Ich sorge aber Grundsätzlich dafür das sie bei Fuß geht wenn Fremde Kinder uns entgegen kommen obwohl unser Hund Kinder liebt ( hab ja selber welche), aber andere gehören 1. nicht zum Rudel, und außerdem haben manche ja auch angst vor Hunden. Und JA- würde sie andere Menschen beißen hätte ich sie in der tat total verzogen, denn sowas geht einfach nicht.

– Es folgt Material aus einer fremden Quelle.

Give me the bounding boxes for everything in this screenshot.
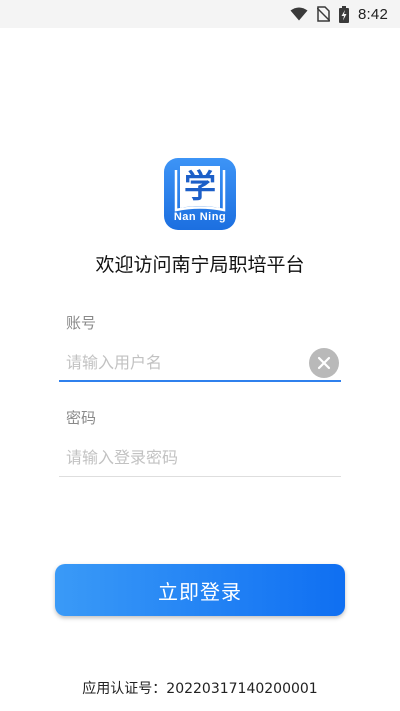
no-sim-icon [317,6,330,22]
password-underline [59,476,341,477]
status-bar: 8:42 [0,0,400,28]
account-label: 账号 [66,314,97,332]
password-label: 密码 [66,409,97,427]
logo-text: Nan Ning [173,211,227,223]
close-icon [317,356,331,370]
welcome-title: 欢迎访问南宁局职培平台 [95,254,305,276]
wifi-icon [290,7,308,21]
app-logo: 学 Nan Ning [164,158,236,230]
certificate-number: 应用认证号：20220317140200001 [82,681,318,697]
login-button[interactable]: 立即登录 [55,564,345,616]
battery-charging-icon [339,5,349,23]
logo-character: 学 [183,167,216,205]
password-input[interactable] [59,437,341,477]
status-time: 8:42 [358,5,388,23]
login-screen: 8:42 学 Nan Ning 欢迎访问南宁局职培平台 账号 密码 立即登录 应… [0,0,400,711]
clear-button[interactable] [309,348,339,378]
username-input[interactable] [59,342,341,382]
password-field [59,437,341,477]
account-field [59,342,341,382]
account-underline [59,380,341,382]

Beitrag von holidaylover 22.05.10 - 22:09 Uhr

naja, von einem pudel, dackel, westi... hab ich sowas noch aber noch nie gelesen!!!
http://www.bild.de/BILD/news/2010/05/22/hunde-attacke-in-sachsenburg/so-qualvoll-starb-das-kleine-maedchen.html


Beitrag von mylife35 23.05.10 - 08:22 Uhr

Und vorallem vergleiche man mal die Beisskraft von stafford, Husky und co mit der von Pudel,dackel, westi...

Ich bin zutiefst erschüttert, welch grausamer Tod!